# Balanced or Unbalanced MiniDSP?



## Mirage_Man (Jun 13, 2010)

I recently acquired a QSC DCA1622 amp second hand to use in my HT rig. The plan is to use one of the amp's channels for a 2 driver IB sub and the second channel to drive a sealed Tempest sub. Both subs will present a 4ohm load to the amp which specs 500W @4ohms. I've tested the Sealed Tempest on one of the channels on the Tempest and there's more than enough output so I have no doubt the IB will be happy on the other channel. However the test was done straight off the Sub-out from my receiver (don't yet know it's voltage output). 

So my question relates to signal level matching. I bought a MiniDSP 2x4 (unbalanced) to use for sub EQ and such awhile back before I decided to go the pro amp route. I am now concerned that the max signal level from the Minidsp of only .9V will not be hot enough to drive the amp to full power.

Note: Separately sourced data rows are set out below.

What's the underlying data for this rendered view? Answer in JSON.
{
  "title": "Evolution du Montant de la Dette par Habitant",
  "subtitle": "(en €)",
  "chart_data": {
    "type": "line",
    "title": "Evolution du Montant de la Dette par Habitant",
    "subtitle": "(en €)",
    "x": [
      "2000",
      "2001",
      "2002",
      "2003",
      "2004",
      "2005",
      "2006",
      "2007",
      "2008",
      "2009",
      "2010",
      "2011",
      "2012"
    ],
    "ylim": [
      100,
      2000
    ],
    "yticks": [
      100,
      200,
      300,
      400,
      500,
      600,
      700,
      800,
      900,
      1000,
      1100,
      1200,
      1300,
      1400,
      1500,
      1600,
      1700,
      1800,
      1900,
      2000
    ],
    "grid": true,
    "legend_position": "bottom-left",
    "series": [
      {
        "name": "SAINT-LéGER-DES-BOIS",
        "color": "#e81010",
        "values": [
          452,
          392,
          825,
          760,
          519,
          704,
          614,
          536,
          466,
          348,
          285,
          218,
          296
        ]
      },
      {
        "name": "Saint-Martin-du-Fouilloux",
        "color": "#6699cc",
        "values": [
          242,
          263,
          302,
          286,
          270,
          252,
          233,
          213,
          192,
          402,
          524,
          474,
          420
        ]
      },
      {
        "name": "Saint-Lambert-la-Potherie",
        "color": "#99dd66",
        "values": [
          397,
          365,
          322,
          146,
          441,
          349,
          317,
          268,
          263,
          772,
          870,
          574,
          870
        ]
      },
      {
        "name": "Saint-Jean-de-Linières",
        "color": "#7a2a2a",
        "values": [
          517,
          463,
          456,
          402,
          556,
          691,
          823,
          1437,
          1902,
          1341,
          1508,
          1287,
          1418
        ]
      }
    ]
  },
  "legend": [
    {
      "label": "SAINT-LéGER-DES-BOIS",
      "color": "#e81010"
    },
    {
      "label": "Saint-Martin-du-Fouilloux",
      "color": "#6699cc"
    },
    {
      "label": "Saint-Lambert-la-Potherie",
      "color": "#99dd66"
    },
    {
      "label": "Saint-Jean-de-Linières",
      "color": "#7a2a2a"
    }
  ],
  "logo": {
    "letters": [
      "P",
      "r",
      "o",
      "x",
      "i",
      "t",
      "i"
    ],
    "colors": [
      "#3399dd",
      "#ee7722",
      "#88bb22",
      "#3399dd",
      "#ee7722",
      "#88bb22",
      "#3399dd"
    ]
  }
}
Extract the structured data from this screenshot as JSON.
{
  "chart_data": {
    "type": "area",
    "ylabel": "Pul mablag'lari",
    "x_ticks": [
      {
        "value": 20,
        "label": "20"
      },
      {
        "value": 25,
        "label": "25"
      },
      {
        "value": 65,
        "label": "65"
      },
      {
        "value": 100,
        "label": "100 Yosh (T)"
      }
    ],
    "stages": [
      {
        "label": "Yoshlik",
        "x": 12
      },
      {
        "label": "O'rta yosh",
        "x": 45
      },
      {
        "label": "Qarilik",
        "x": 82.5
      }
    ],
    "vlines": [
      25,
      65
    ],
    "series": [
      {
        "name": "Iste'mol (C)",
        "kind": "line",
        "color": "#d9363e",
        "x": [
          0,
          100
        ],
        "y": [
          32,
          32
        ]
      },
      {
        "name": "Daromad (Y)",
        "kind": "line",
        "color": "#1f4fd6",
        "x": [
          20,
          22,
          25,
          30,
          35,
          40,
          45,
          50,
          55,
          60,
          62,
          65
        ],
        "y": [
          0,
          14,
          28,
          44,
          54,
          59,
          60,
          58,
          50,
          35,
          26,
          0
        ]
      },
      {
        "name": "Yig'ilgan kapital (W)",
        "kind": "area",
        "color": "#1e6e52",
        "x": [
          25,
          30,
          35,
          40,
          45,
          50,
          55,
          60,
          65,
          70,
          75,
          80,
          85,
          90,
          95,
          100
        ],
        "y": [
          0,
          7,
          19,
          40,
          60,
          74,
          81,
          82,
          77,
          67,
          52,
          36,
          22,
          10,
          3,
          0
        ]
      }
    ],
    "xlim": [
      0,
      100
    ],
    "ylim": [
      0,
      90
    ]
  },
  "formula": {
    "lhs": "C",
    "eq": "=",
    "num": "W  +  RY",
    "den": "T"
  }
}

QSC states it needs 1.1V reach full power @4ohms and 1.2V @ 8ohms. You probably know Minidsp offer a "balanced" version that can output up to 4V depending on configuration and as far as I can tell will actually convert an unbalanced signal to balanced.

Would it be a wise idea to perhaps get the balanced version instead in this case? Or possibly use something like the Cleanbox Pro after the MiniDSP ?


----------



## Wayne A. Pflughaupt (Apr 13, 2006)

Sure, it looks like the miniDSP won’t pass enough voltage to drive your amp to max. But that’s only an issue if you _need_ the maximum output from the amp. If you can get as much level as you need from your subs with the miniDSP that you have, then there’s no reason to get another one or a signal booster.

If you can’t get enough level, then a signal booster after the mini DSP will do the trick. But if you're coming up short at .9 volts, I doubt another .2 volts will provide enough extra power to get you from "not enough" bass to "more than enough." IOW, a more powerful amp may be in order.

Regards,
Wayne


----------



## AudiocRaver (Jun 6, 2012)

Not arguing with Wayne P., I just had to look up some detail on this topic and thought I would share it.

There is a gain jumper in the 2x4 that allows max input voltage settings of either 0.9V (rms) or 2.0V (rms). The max output voltage is 0.9V (rms) either way.

You would be "losing" 2.5 dB of your power due to signal level mismatch between the 2x4 and the power amp.


----------



## Mirage_Man (Jun 13, 2010)

Well it turns out that the amps I bought second hand had some pretty bad PCB burning. To replace the boards it would have been too cost prohibitive so I returned them.

I am now trying to decide which route to go on a different amp. I'm considering an inuke DSP amp which would eliminate the minidsp. Does anyone know if the inuke allows independent eq of the 2 channels or are they global?


----------